In Fall 2011, I arrived at Sarah Lawrence College, Bronxville, NY my home for the next four years, without any inkling of where the cafeteria is located or what type of clothes to pack in order to fit in. Two years before, I began searching, visiting and obsessing over college. My parents and I stepped foot on seven out of eleven colleges that I applied to. I wanted, actually no, I needed to go to Vassar College, Poughkeepsie, NY. After I submitted the application, I dreamt of reading under the reflection of the beautiful stained glass in the library or walking through the beautiful campus on a chilly day. I watched video after video of the commencement speeches, including one made by Lisa Kudrow, Phoebe from Friends.
When the fateful day arrived, I felt my heart ache as I read the rejection letter from my dream school. My picturesque life at Vassar was shattered into pieces. Yet, today, I could not be in a better state. Now, I go to SLC, a liberal arts college, known for its line of alums and unique curriculum. Unlike most of the colleges in the list, I did not take a campus tour or spoke to an admissions officer. The school only came into my attention, after my mother pointed out that I would be able to simultaneously study psychology and theatre.
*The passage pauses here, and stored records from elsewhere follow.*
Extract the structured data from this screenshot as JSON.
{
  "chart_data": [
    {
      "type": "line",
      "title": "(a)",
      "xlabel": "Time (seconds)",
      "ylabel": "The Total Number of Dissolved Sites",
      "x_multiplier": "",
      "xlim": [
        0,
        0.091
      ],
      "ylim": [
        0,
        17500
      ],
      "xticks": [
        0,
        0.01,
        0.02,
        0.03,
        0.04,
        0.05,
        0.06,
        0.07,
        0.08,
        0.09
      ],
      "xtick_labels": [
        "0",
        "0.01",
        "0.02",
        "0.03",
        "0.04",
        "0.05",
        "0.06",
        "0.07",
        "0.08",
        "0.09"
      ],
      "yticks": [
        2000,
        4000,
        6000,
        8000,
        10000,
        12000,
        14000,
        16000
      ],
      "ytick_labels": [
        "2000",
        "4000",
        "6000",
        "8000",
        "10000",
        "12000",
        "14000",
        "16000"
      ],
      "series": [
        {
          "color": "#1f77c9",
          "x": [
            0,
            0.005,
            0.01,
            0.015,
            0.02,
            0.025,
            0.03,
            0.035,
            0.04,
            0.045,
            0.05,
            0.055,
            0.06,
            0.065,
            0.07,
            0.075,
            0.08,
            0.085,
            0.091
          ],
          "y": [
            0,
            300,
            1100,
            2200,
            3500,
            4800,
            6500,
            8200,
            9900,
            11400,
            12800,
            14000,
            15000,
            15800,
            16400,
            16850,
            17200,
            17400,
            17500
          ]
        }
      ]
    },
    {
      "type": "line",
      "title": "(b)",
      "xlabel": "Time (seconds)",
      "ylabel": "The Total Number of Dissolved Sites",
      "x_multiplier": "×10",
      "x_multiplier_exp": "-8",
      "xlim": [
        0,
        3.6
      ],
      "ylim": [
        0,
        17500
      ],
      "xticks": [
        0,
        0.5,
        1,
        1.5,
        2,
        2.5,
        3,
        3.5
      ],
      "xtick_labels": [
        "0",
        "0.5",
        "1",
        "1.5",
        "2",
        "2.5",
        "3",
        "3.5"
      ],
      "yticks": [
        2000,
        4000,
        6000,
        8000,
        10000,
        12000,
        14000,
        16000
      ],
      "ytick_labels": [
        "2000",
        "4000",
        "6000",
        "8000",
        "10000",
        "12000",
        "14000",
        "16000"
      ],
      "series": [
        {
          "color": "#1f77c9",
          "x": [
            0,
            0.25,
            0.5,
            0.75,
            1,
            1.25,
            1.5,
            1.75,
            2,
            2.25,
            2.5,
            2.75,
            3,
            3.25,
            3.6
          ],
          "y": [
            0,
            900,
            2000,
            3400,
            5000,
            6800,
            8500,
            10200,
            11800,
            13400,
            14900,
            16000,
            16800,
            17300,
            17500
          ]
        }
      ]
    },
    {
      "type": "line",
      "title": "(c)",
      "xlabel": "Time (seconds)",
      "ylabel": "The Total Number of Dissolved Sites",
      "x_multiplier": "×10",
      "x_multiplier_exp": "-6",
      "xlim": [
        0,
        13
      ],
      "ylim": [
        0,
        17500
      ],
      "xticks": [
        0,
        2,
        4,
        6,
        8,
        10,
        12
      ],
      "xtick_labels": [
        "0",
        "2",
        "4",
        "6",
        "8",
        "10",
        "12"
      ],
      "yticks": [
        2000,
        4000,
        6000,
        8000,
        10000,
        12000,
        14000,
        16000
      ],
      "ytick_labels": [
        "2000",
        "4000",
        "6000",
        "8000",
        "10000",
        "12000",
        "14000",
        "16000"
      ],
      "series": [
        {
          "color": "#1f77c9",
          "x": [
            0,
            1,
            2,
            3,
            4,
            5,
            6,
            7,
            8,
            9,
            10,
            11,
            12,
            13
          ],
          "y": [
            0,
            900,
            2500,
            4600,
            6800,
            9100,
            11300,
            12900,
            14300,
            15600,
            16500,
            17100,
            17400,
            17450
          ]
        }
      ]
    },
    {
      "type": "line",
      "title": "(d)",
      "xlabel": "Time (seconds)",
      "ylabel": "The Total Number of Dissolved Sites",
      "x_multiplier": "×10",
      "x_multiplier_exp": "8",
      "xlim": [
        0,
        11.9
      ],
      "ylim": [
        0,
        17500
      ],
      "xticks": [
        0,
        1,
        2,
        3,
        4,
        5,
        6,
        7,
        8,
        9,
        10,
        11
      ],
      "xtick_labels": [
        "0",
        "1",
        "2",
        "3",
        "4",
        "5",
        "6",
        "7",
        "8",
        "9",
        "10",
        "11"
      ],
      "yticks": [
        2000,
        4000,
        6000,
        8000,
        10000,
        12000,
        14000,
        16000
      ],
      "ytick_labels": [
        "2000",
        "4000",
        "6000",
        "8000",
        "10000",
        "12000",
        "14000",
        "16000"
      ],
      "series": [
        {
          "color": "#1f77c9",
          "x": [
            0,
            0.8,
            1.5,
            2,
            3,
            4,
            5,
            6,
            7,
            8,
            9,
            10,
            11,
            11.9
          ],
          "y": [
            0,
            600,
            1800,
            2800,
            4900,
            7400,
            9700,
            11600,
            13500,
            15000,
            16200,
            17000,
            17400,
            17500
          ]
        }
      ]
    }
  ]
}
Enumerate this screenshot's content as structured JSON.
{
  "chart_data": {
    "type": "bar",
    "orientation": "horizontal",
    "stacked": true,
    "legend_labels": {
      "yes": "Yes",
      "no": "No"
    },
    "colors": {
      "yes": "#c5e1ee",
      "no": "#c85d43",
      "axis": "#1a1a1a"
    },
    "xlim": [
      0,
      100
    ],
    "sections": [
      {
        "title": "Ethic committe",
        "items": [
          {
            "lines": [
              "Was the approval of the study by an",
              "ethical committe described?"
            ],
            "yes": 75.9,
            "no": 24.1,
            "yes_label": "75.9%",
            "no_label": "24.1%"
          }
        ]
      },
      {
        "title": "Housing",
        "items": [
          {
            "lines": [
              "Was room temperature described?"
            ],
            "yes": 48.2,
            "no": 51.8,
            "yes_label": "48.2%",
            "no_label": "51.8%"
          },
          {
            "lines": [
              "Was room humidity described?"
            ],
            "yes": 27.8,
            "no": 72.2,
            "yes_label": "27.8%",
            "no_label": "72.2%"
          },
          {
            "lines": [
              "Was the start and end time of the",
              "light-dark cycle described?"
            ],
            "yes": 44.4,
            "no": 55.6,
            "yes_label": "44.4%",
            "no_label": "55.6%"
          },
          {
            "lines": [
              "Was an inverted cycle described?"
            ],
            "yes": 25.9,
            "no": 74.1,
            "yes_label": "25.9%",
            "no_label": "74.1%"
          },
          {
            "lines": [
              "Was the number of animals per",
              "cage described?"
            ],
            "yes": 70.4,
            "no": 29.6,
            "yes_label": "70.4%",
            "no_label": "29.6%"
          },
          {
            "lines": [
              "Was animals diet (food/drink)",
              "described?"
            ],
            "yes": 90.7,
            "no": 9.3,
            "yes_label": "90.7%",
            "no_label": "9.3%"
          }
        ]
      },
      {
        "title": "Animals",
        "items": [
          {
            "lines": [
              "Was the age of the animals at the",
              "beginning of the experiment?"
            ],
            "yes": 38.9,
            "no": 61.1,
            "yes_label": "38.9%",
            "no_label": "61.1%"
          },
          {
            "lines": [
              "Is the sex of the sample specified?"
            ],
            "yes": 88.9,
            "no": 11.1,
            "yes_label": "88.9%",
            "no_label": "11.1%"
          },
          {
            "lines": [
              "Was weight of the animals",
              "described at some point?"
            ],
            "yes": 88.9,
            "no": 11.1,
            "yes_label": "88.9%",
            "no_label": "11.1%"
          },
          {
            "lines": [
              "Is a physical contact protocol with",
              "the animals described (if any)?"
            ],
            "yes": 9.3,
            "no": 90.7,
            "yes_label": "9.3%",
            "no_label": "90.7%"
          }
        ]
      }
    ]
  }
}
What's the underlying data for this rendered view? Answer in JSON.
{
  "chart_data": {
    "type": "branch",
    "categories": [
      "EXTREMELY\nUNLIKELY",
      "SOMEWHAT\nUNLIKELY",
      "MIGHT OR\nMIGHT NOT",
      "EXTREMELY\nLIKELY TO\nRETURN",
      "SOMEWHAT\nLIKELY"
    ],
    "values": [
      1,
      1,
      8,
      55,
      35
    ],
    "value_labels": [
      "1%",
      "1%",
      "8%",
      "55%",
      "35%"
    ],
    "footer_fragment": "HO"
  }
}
From the first day of class, I never regretted my choice to enroll. I love my don and the ability to explore diverse subjects. I enjoy taking class with twelve other students and writing in-depth conference papers on subjects that interest me, such as the Nanjing Massacre, traditional Indonesian medicine, and the Bugis tribe’s recognition of gender. As complicated and stressful as it is, I look forward the interview periods, where students go around campus in a mad panic to meet one-on-one with professors to learn more about a course. I enjoy making friends with grads, undergrads and the faculty. I relish in the rare opportunity to determine my own concentration and mold my own personal curriculum.
How could you not fall in love with this view?
Maybe, I have one confession to make: the only thing I regret is spending the time, energy and money on three rounds of the SATs. SLC, unlike most colleges in the U.S., is well known for its lack of regard towards standardized testing. However, I realize that everything worked out for the best, when I find myself smiling at the end of a long and tough semester at SLC. I may have been rejected by my dream school, I may have missed out on what I perceived to be my dream college experience, but I am thoroughly glad that I did. As I write this article on the North Lawn and listen to the colorful conversations of SLC, I realize that this is the dream college experience especially tailored for me.